Hace algunas horas estuve platicando hasta la otra península mexicana con una muy querida amiga y compañera de camino en la obra estudiantil. Entre las muchas cosas que hablamos y nos reportamos, lanzó una pregunta, que más o menos decía así: "¿qué desafíos te dejó el viaje y Edimburgo 2010?"

Por un momento pensé en lo que he escrito para intentar resumir las experiencias, pero ciertamente y con toda honestidad, hay cosas que apenas vengo digiriendo y son igual de importantes.

En medio de lo que aprendí, escuché, pude expresar y entender, puedo decir que mi comprensión sobre la misión y la forma en que veo a Dios obrando en el mundo se ha visto beneficiosamente afectada. Sin embargo, puedo/podemos hacernos expertos en hablar sobre la misión, e incluso hacernos todos unos profesionales, dando talleres, conferencias y enseñando a otros...Pero el desafío más grande, al menos para mi, es no sólo entender qué es la misión integral o cómo ha obrado Dios su reconciliación cósmica y las implicaciones, sino que eso, todo eso afecte mi caminar diario.

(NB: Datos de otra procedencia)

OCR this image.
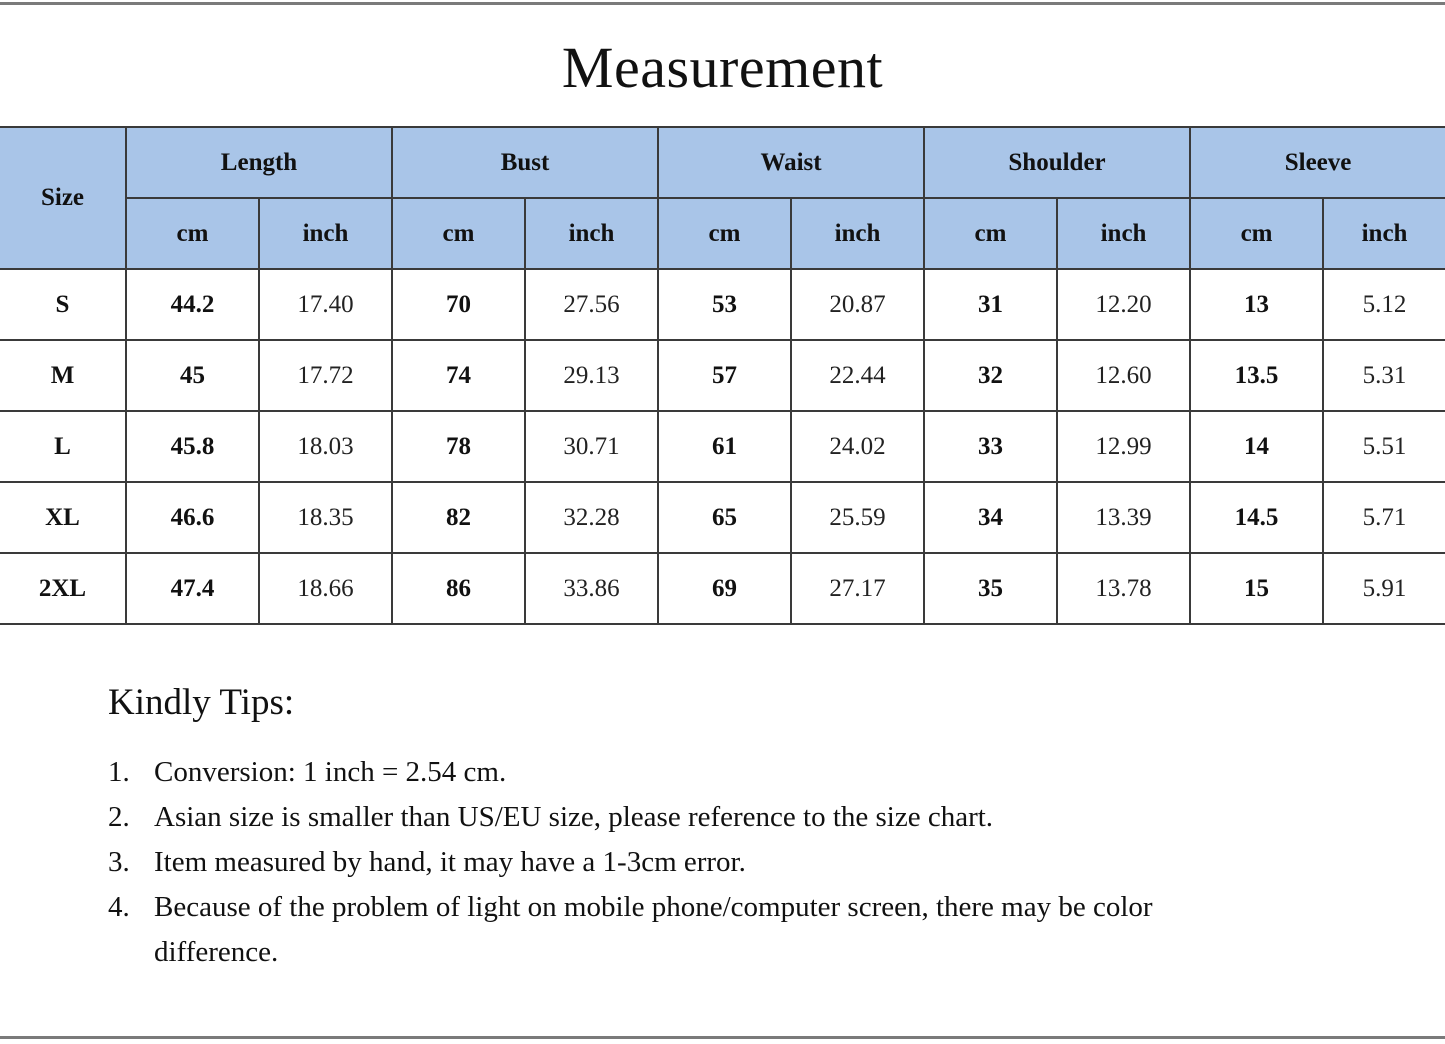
Measurement
Size	Length		Bust		Waist		Shoulder		Sleeve	
	cm	inch	cm	inch	cm	inch	cm	inch	cm	inch
S	44.2	17.40	70	27.56	53	20.87	31	12.20	13	5.12
M	45	17.72	74	29.13	57	22.44	32	12.60	13.5	5.31
L	45.8	18.03	78	30.71	61	24.02	33	12.99	14	5.51
XL	46.6	18.35	82	32.28	65	25.59	34	13.39	14.5	5.71
2XL	47.4	18.66	86	33.86	69	27.17	35	13.78	15	5.91
Kindly Tips:
1. Conversion: 1 inch = 2.54 cm.
2. Asian size is smaller than US/EU size, please reference to the size chart.
3. Item measured by hand, it may have a 1-3cm error.
4. Because of the problem of light on mobile phone/computer screen, there may be color difference.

Eso se me dijo también en Edimburgo. Creo que fueron palabras muy sabias, que tal vez no ocuparon el lugar central en la conversación pero me retumban hasta hoy y doy gracias a Dios por ellas y por quien las dijo. Porque la integridad en la vida, el trabajo, la misión y la familia no son cosas que se viven sólo con bonitas explicaciones. Y finalmente, para vivir vidas íntegras necesitamos de Dios, de una relación personal con él que nos permita vivir la vida como él desea. El desafío es encarnar en nuestras vidas lo que aprendemos del Padre, seguir su ejemplo en todo. ¡Qué podamos ser personas, estudiantes, profesionistas, hij@s, padres, hermanos y amig@s que brillemos con la luz de Dios y sirvamos como piedras vivas en Su Reino!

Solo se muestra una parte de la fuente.